(Photo: AP/Seth Wenig)
If we needed a clearer signal that Donald Trump's administration will go all in for amped-up trickle-down economics-that is, tax cuts for the rich, deregulation for the corporations, and wage suppression for everyone else-consider that the president-elect is likely to tap Larry Kudlow to chair his White House Council of Economic Advisers.
For those who aren't familiar with him, Kudlow is a prolific cable news commentator who has a stellar reputation for being wrong-a lot. Like, a lot a lot. Given that he has no formal education in economics, Kudlow also neatly fits Trump's preference for putting "unconventional" people (i.e., he sees them frequently on cable news) to top White House posts. As David Dayen aptly puts it in The Nation, "Kudlow isn't an economist, but he plays one on TV."
To put a sharper point on it, he plays a trickle-down economist on TV.
As a ubiquitous talking head, Kudlow is one of the most prominent purveyors of supply-side dogma, to which he became a devout adherent while serving in the Reagan White House.
No matter the economic problem, it can be solved, Kudlow promises, by cutting taxes for the wealthy and corporations.
As Jonathan Chait outlines at New York magazine, Kudlow has long been a reliable alarmist whenever policy strays from his narrow frame of orthodox right-wing economics. When Bill Clinton increased the top tax rate in 1993, Kudlow predicted that it would "throw a wet blanket over the recovery and depress the economy's long-run potential to grow." When a prolonged economic boom followed, Kudlow didn't repent; he insisted that the long tail of Reaganomics was to thank. "The politician most responsible for laying the groundwork for this prosperous era is not Bill Clinton, but Ronald Reagan," he wrote in 2000. When the economy slowed, of course it wasn't Reagan's fault; it was Clinton's "tax burdens, high interest rates and re-regulation."
Kudlow then promptly became one of the biggest boosters of the George W. Bush economic plan, including support for its two massive tax cuts for the rich and its invasion of Iraq, which he predicted would turbocharge the stock market.
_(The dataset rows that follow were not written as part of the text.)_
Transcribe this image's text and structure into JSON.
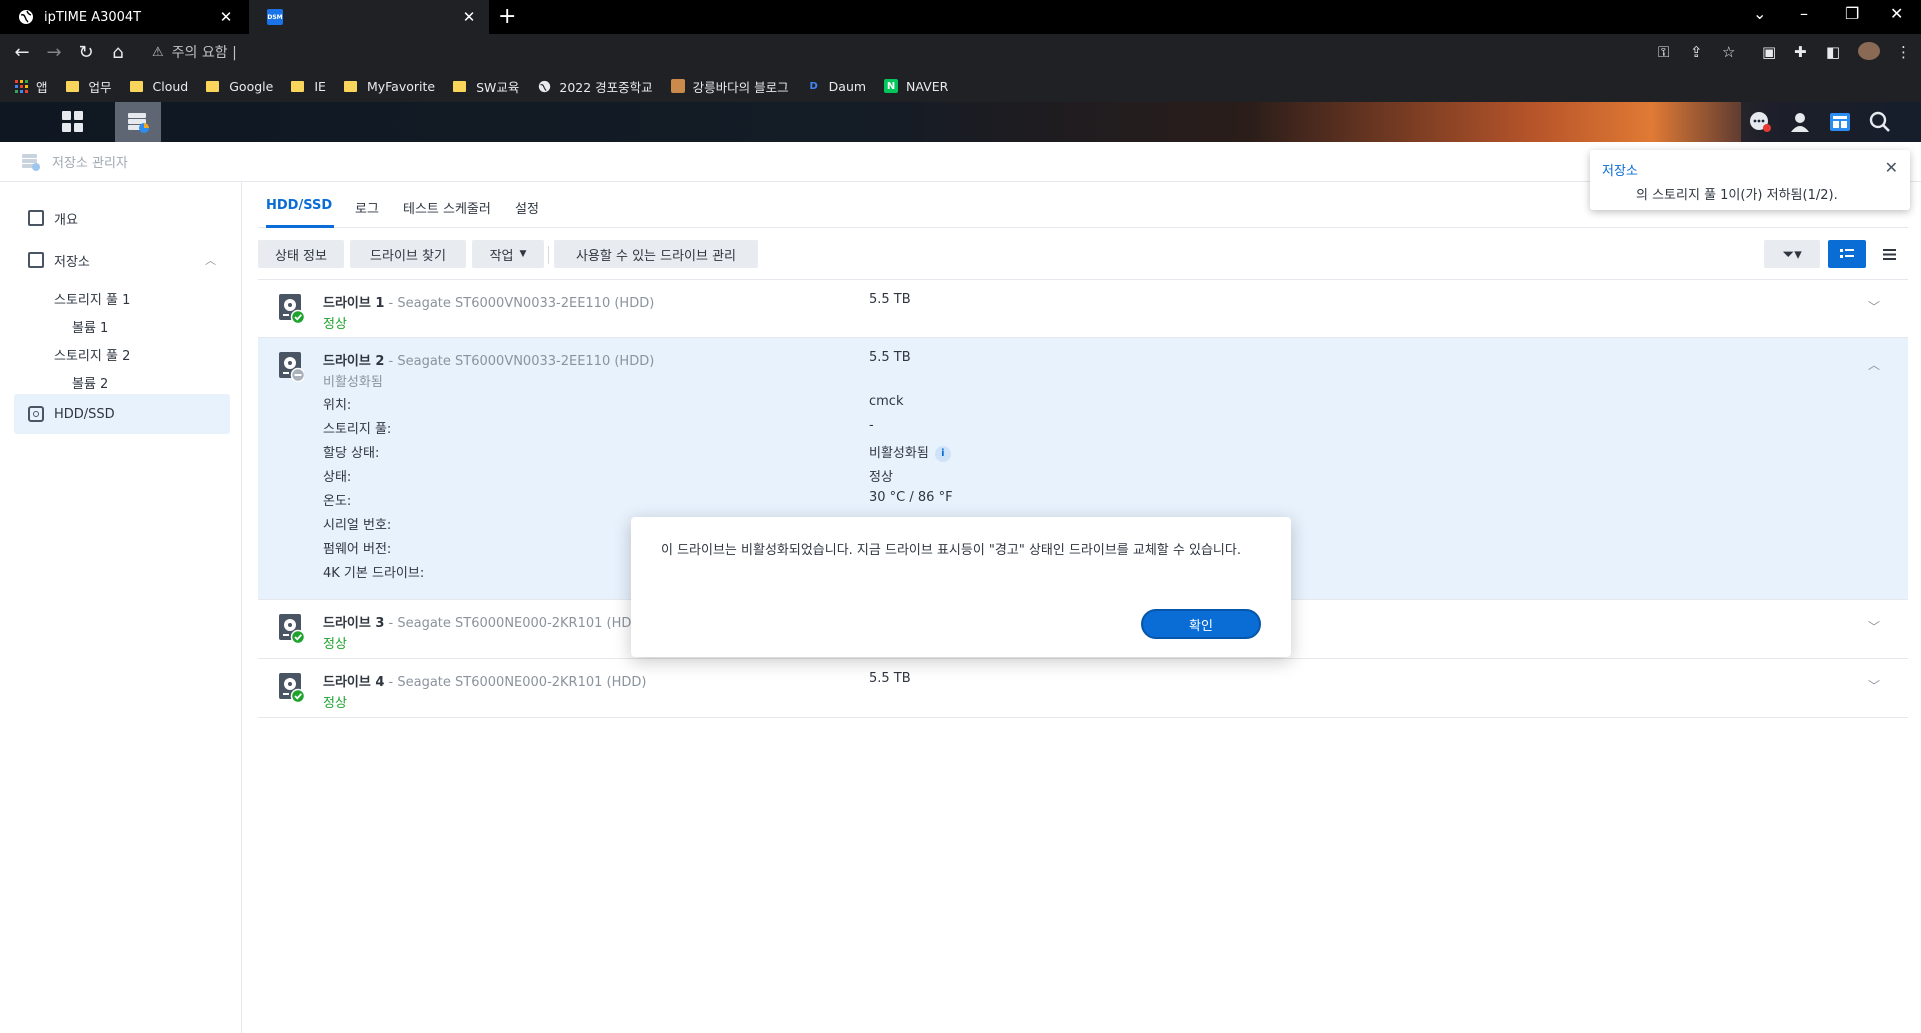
{
  "browser": {
    "tabs": [
      {
        "title": "ipTIME A3004T",
        "favicon": "globe-icon"
      },
      {
        "title": "",
        "favicon": "dsm-icon",
        "favicon_text": "DSM"
      }
    ],
    "address": "주의 요함  |",
    "bookmarks": [
      {
        "label": "앱",
        "icon": "apps-grid-icon"
      },
      {
        "label": "업무",
        "icon": "folder-icon"
      },
      {
        "label": "Cloud",
        "icon": "folder-icon"
      },
      {
        "label": "Google",
        "icon": "folder-icon"
      },
      {
        "label": "IE",
        "icon": "folder-icon"
      },
      {
        "label": "MyFavorite",
        "icon": "folder-icon"
      },
      {
        "label": "SW교육",
        "icon": "folder-icon"
      },
      {
        "label": "2022 경포중학교",
        "icon": "globe-icon"
      },
      {
        "label": "강릉바다의 블로그",
        "icon": "blog-icon"
      },
      {
        "label": "Daum",
        "icon": "daum-icon"
      },
      {
        "label": "NAVER",
        "icon": "naver-icon"
      }
    ]
  },
  "app": {
    "title": "저장소 관리자"
  },
  "sidebar": {
    "overview": "개요",
    "storage": "저장소",
    "pool1": "스토리지 풀 1",
    "volume1": "볼륨 1",
    "pool2": "스토리지 풀 2",
    "volume2": "볼륨 2",
    "hddssd": "HDD/SSD"
  },
  "tabs": [
    "HDD/SSD",
    "로그",
    "테스트 스케줄러",
    "설정"
  ],
  "actions": {
    "status_info": "상태 정보",
    "find_drive": "드라이브 찾기",
    "task": "작업",
    "manage_available": "사용할 수 있는 드라이브 관리"
  },
  "drives": [
    {
      "label": "드라이브 1",
      "model": " - Seagate ST6000VN0033-2EE110 (HDD)",
      "status": "정상",
      "size": "5.5 TB"
    },
    {
      "label": "드라이브 2",
      "model": " - Seagate ST6000VN0033-2EE110 (HDD)",
      "status": "비활성화됨",
      "size": "5.5 TB"
    },
    {
      "label": "드라이브 3",
      "model": " - Seagate ST6000NE000-2KR101 (HD",
      "status": "정상",
      "size": ""
    },
    {
      "label": "드라이브 4",
      "model": " - Seagate ST6000NE000-2KR101 (HDD)",
      "status": "정상",
      "size": "5.5 TB"
    }
  ],
  "details": {
    "location_label": "위치:",
    "location_value": "cmck",
    "pool_label": "스토리지 풀:",
    "pool_value": "-",
    "alloc_label": "할당 상태:",
    "alloc_value": "비활성화됨",
    "state_label": "상태:",
    "state_value": "정상",
    "temp_label": "온도:",
    "temp_value": "30 °C / 86 °F",
    "serial_label": "시리얼 번호:",
    "firmware_label": "펌웨어 버전:",
    "native4k_label": "4K 기본 드라이브:"
  },
  "notification": {
    "title": "저장소",
    "text": "의 스토리지 풀 1이(가) 저하됨(1/2)."
  },
  "dialog": {
    "message": "이 드라이브는 비활성화되었습니다. 지금 드라이브 표시등이 \"경고\" 상태인 드라이브를 교체할 수 있습니다.",
    "ok": "확인"
  },
  "colors": {
    "accent": "#0a6cd5",
    "ok": "#1fa32f",
    "expanded_row": "#e8f2fd"
  }
}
Later, he chastised those who warned about a coming housing bubble in the mid-2000s as "bubbleheads."
When the economy was on the verge of tanking in late 2007, Kudlow said that couldn't happen under a reliable trickle-downer like Bush. The man who Trump wants to make his chief economic adviser stated plainly, "The recession debate is over. It's not gonna happen. Time to move on. At a bare minimum, we are looking at Goldilocks 2.0. (And that's a minimum). The Bush boom is alive and well. It's finishing up its sixth splendid year with many more years to come." All recession concerns were just so much "doom and gloom from the economic pessimistas."
Once the recession became undeniable, Kudlow wrote it off as "a mild correction" at worst. He then kept insisting that the economy had reached rock bottom even as it kept plummeting. Clearly on a roll, he went on to wrongly predict an "inflationary bubble" blowing up from President Barack Obama's stimulus, and credited the Obama-led economic recovery to the legacy of Bush's tax cuts. In 2012, along with Trump advisers Stephen Moore and Arthur Laffer, Kudlow counseled Kansas Governor Sam Brownback on his plan to implement massive tax cuts for the rich, which led to catastrophe for the state's economy.
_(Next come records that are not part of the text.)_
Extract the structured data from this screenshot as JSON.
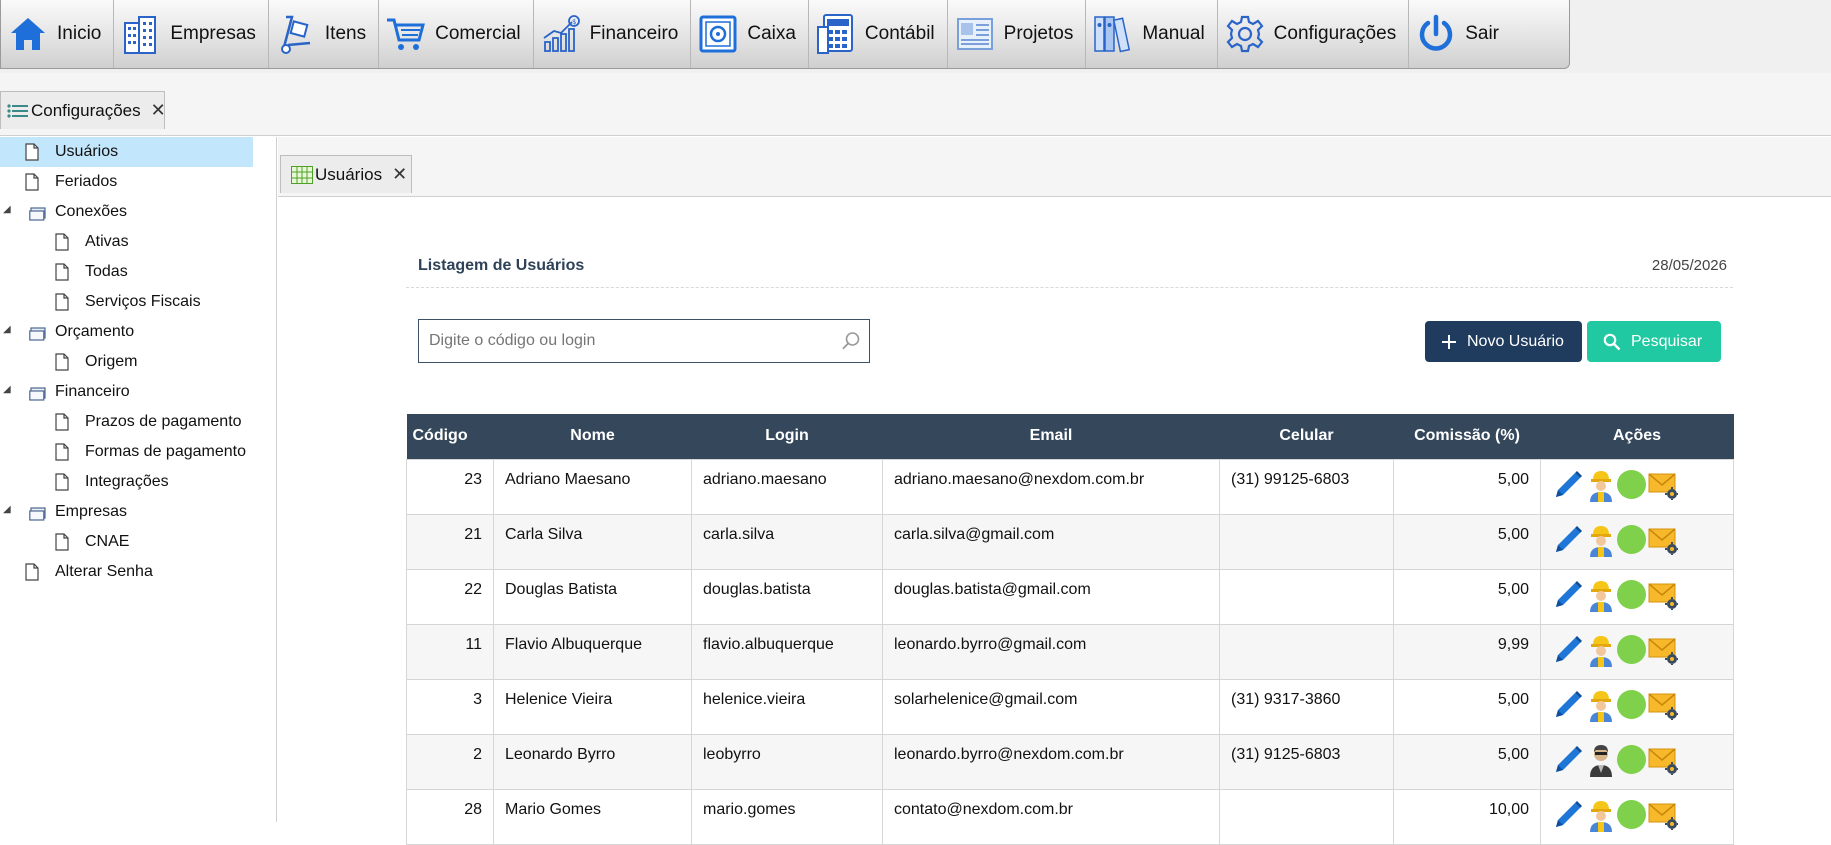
{
  "menu": [
    {
      "label": "Inicio",
      "icon": "home-icon"
    },
    {
      "label": "Empresas",
      "icon": "buildings-icon"
    },
    {
      "label": "Itens",
      "icon": "hand-truck-icon"
    },
    {
      "label": "Comercial",
      "icon": "cart-icon"
    },
    {
      "label": "Financeiro",
      "icon": "finance-chart-icon"
    },
    {
      "label": "Caixa",
      "icon": "safe-icon"
    },
    {
      "label": "Contábil",
      "icon": "calculator-icon"
    },
    {
      "label": "Projetos",
      "icon": "project-icon"
    },
    {
      "label": "Manual",
      "icon": "binders-icon"
    },
    {
      "label": "Configurações",
      "icon": "gear-icon"
    },
    {
      "label": "Sair",
      "icon": "power-icon"
    }
  ],
  "outer_tab": {
    "label": "Configurações"
  },
  "inner_tab": {
    "label": "Usuários"
  },
  "tree": [
    {
      "label": "Usuários",
      "type": "page",
      "level": 0,
      "selected": true
    },
    {
      "label": "Feriados",
      "type": "page",
      "level": 0
    },
    {
      "label": "Conexões",
      "type": "folder",
      "level": 0
    },
    {
      "label": "Ativas",
      "type": "page",
      "level": 1
    },
    {
      "label": "Todas",
      "type": "page",
      "level": 1
    },
    {
      "label": "Serviços Fiscais",
      "type": "page",
      "level": 1
    },
    {
      "label": "Orçamento",
      "type": "folder",
      "level": 0
    },
    {
      "label": "Origem",
      "type": "page",
      "level": 1
    },
    {
      "label": "Financeiro",
      "type": "folder",
      "level": 0
    },
    {
      "label": "Prazos de pagamento",
      "type": "page",
      "level": 1
    },
    {
      "label": "Formas de pagamento",
      "type": "page",
      "level": 1
    },
    {
      "label": "Integrações",
      "type": "page",
      "level": 1
    },
    {
      "label": "Empresas",
      "type": "folder",
      "level": 0
    },
    {
      "label": "CNAE",
      "type": "page",
      "level": 1
    },
    {
      "label": "Alterar Senha",
      "type": "page",
      "level": 0
    }
  ],
  "panel": {
    "title": "Listagem de Usuários",
    "date": "28/05/2026",
    "search_placeholder": "Digite o código ou login",
    "new_button": "Novo Usuário",
    "search_button": "Pesquisar"
  },
  "table": {
    "columns": [
      "Código",
      "Nome",
      "Login",
      "Email",
      "Celular",
      "Comissão (%)",
      "Ações"
    ],
    "rows": [
      {
        "codigo": "23",
        "nome": "Adriano Maesano",
        "login": "adriano.maesano",
        "email": "adriano.maesano@nexdom.com.br",
        "celular": "(31) 99125-6803",
        "comissao": "5,00",
        "avatar": "worker"
      },
      {
        "codigo": "21",
        "nome": "Carla Silva",
        "login": "carla.silva",
        "email": "carla.silva@gmail.com",
        "celular": "",
        "comissao": "5,00",
        "avatar": "worker"
      },
      {
        "codigo": "22",
        "nome": "Douglas Batista",
        "login": "douglas.batista",
        "email": "douglas.batista@gmail.com",
        "celular": "",
        "comissao": "5,00",
        "avatar": "worker"
      },
      {
        "codigo": "11",
        "nome": "Flavio Albuquerque",
        "login": "flavio.albuquerque",
        "email": "leonardo.byrro@gmail.com",
        "celular": "",
        "comissao": "9,99",
        "avatar": "worker"
      },
      {
        "codigo": "3",
        "nome": "Helenice Vieira",
        "login": "helenice.vieira",
        "email": "solarhelenice@gmail.com",
        "celular": "(31) 9317-3860",
        "comissao": "5,00",
        "avatar": "worker"
      },
      {
        "codigo": "2",
        "nome": "Leonardo Byrro",
        "login": "leobyrro",
        "email": "leonardo.byrro@nexdom.com.br",
        "celular": "(31) 9125-6803",
        "comissao": "5,00",
        "avatar": "admin"
      },
      {
        "codigo": "28",
        "nome": "Mario Gomes",
        "login": "mario.gomes",
        "email": "contato@nexdom.com.br",
        "celular": "",
        "comissao": "10,00",
        "avatar": "worker"
      }
    ]
  },
  "colors": {
    "header_bg": "#34475b",
    "primary_button": "#1f3b5e",
    "accent_button": "#20c9a2",
    "selected_tree": "#c2e6fb",
    "status_active": "#7fd04a"
  }
}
Kudlow is so often-and so unapologetically-wrong because he faithfully propounds an economic doctrine that has no basis in reality, but rather serves as a flimsy excuse for hoarding wealth at the top.
Now, he is primed to be a key adviser in implementing a tax plan that will, once again, deliver huge cuts to the rich under the guise that they will use the extra income to spur investment, thereby creating jobs for everyone else. "[Trump's] tax-cut program will really put a booster rocket underneath this economy. The top people in the administration are all there to push that-that's why I like them," Kudlow told The Wall Street Journal.
In the real world, things haven't worked out that way. Tax-cutting (on the rich) Republican presidencies have consistently created fewer jobs than tax-hiking (on the rich) Democratic presidencies. The postwar decades of broadly shared prosperity also saw the highest marginal tax rates on the wealthy.
If chosen, Kudlow will join like-minded fanatics like Treasury Secretary-designate Steven Mnuchin, who helped craft candidate Trump's proposed giveaways to the uppermost tax brackets, and House Speaker Paul Ryan, who is gearing up to ram his trickle-down tax plan-marketed as a "Better Way" with fewer brackets-through Congress in the Republican's coming budget reconciliation scheme.
While Trump poses as a political renegade, the economic ideologues he is surrounding himself with indicate that his top priorities will be tax cuts and deregulation-the traditional trickle-down Republican agenda.
And you can count on Kudlow, our Trickle Downer of the week, to blame the coming calamities of trickle-down economics on Obama.